If you don't have any contractual relationship to the vendor or any
information obtained through privileged access, then you don't have to
worry about trade secrets, just copyright. If the implementation is
closed source, and you're cloning its function, the burden is still on
you to demonstrate that you copied only what you absolutely had to.
Independently arriving at a very similar solution to the same problem
is not a very good defense, since you are obviously reverse
engineering a specific implementation.
If you are in a position to compare the two by decompiling the
original, you are obliged to make a reasonable effort to do so (in for
a dime, in for a dollar) and to diverge from the expressive content of
the original in pretty much every way possible while retaining
interoperability.

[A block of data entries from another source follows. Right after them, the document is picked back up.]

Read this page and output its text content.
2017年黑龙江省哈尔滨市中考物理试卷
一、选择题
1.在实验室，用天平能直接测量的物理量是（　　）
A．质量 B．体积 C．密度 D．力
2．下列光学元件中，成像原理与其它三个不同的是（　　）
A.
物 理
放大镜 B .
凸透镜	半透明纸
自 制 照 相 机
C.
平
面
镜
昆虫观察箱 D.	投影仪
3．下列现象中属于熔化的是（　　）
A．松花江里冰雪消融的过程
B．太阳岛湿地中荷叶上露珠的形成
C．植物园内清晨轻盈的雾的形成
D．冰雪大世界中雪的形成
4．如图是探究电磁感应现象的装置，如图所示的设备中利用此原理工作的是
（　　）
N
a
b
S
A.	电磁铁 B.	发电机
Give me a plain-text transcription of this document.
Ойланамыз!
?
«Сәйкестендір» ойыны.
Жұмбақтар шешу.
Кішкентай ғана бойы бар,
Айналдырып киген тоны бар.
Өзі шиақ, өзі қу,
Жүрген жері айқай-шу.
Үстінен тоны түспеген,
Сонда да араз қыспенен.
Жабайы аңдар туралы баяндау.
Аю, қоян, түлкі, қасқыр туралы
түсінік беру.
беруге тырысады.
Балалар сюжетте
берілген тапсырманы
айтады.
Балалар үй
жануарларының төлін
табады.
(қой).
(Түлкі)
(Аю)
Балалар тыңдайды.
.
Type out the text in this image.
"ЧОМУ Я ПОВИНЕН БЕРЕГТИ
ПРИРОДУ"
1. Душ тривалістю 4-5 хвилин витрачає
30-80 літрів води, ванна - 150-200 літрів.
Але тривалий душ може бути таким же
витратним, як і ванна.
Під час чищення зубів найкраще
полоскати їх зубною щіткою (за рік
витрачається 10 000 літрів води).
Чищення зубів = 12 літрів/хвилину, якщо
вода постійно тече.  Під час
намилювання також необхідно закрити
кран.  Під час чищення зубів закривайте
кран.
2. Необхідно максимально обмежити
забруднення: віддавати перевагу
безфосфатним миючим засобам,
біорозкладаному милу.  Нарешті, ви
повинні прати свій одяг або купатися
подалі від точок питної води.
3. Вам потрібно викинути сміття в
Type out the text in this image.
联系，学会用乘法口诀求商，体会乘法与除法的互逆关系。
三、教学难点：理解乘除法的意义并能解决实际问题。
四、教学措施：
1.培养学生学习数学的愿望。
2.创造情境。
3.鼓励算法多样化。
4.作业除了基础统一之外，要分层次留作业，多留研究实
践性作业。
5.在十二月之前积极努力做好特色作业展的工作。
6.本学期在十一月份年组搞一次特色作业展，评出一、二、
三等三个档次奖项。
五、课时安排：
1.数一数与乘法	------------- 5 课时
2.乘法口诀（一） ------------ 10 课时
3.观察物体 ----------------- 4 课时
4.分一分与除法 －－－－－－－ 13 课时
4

See, for instance, the recent Lexmark case in the
Sixth Circuit, in which Static Control was permitted to copy the
entire Toner Loading Program verbatim, but only because they
demonstrated that its cryptographic checksum had to match in order to
The dissent in Lexmark is very well argued, and covers the history of
reverse engineering cases at appellate level in the US. Judge Feikens
felt that Static Control should have been obliged to work even harder
at the reverse engineering, spot a flag that could be used to turn off
the checksum operation, flip that flag and write their own Toner
Loading Program. That view did not prevail, but it's an indication of
the degree of thoroughness a judge expects from a reverse engineering
project's avoidance of unnecessary literal copying.
When you are talking about published source code, there is no trade
secret to be misappropriated. You can't really claim not to have had
access to the original source code, and there's no evidence that you
didn't read the source code other than your own word. The only
purpose of reverse engineering under those circumstances is to help
demonstrate that, where your code resembles the original, that
reflects functional necessity rather than plagiarism.
It's complete folly not to look at openly published source code if
you're trying to clone its function without infringing copyright. If
it comes to a court battle, you have to be able to demonstrate that
every bit of overlapping expressive content is a matter of engineering
necessity. Publishing the source code of the original raises the
burden of proof on the cloner, since it facilitates a good-faith
effort on the cloner's part to avoid plagiarism.